For a list of required application materials and deadlines, see the Slavic Department page on the GSAS website.
For all Slavic graduate programs, an undergraduate major in the appropriate Slavic language and literature is desirable but not required. The Department will also consider applicants with solid backgrounds in other literatures, history, philosophy, religion, or other disciplines in the humanities. Non-native speakers of English must demonstrate proficiency in English on the TOEFL examination, unless their undergraduate degree is from an institution in a country whose official language is English.
Students whose interest and expertise in multiple languages enable them to work comparatively in several national or regional cultures might refer to the admissions information on the Institute for Comparative Literature and Society website, as well as the pages on the Slavic website describing the PhD programs in Slavic Languages with a Certificate in Comparative Literature and Society. The concentration in comparative literature is also interdisciplinary, affording students the opportunity to explore a variety of methodological and disciplinary approaches to the study of cultural and literary artifacts. Students interested in combining the study of any of the Slavic literatures with area studies should see the requirements for the Harriman Certificate.

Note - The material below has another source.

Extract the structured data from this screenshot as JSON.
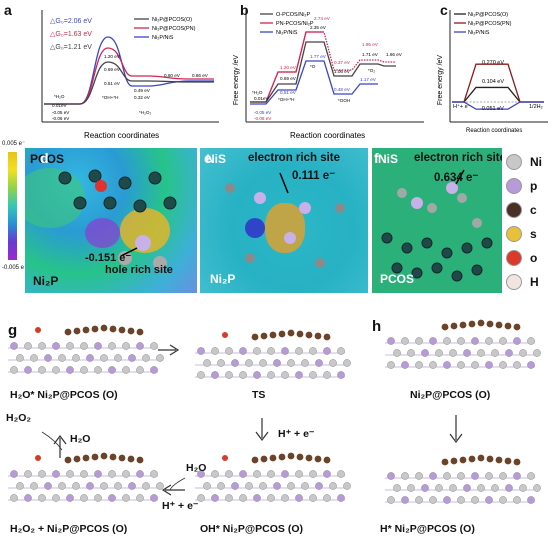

Admission to the programs in Russian Literature and Russian Translation normally presupposes four years of college-level Russian (or; the equivalent). Graduate students in Russian Literature are expected to read both Russian literature and literary criticism in the original and be able to participate in graduate classes conducted in Russian. Admission to the Czech, Polish, South Slavic, or Ukrainian programs, requires two or three years of college-level instruction (or the equivalent) in the relevant language. The M.A. program in Slavic Cultures does not have an explicit language requirement for admission.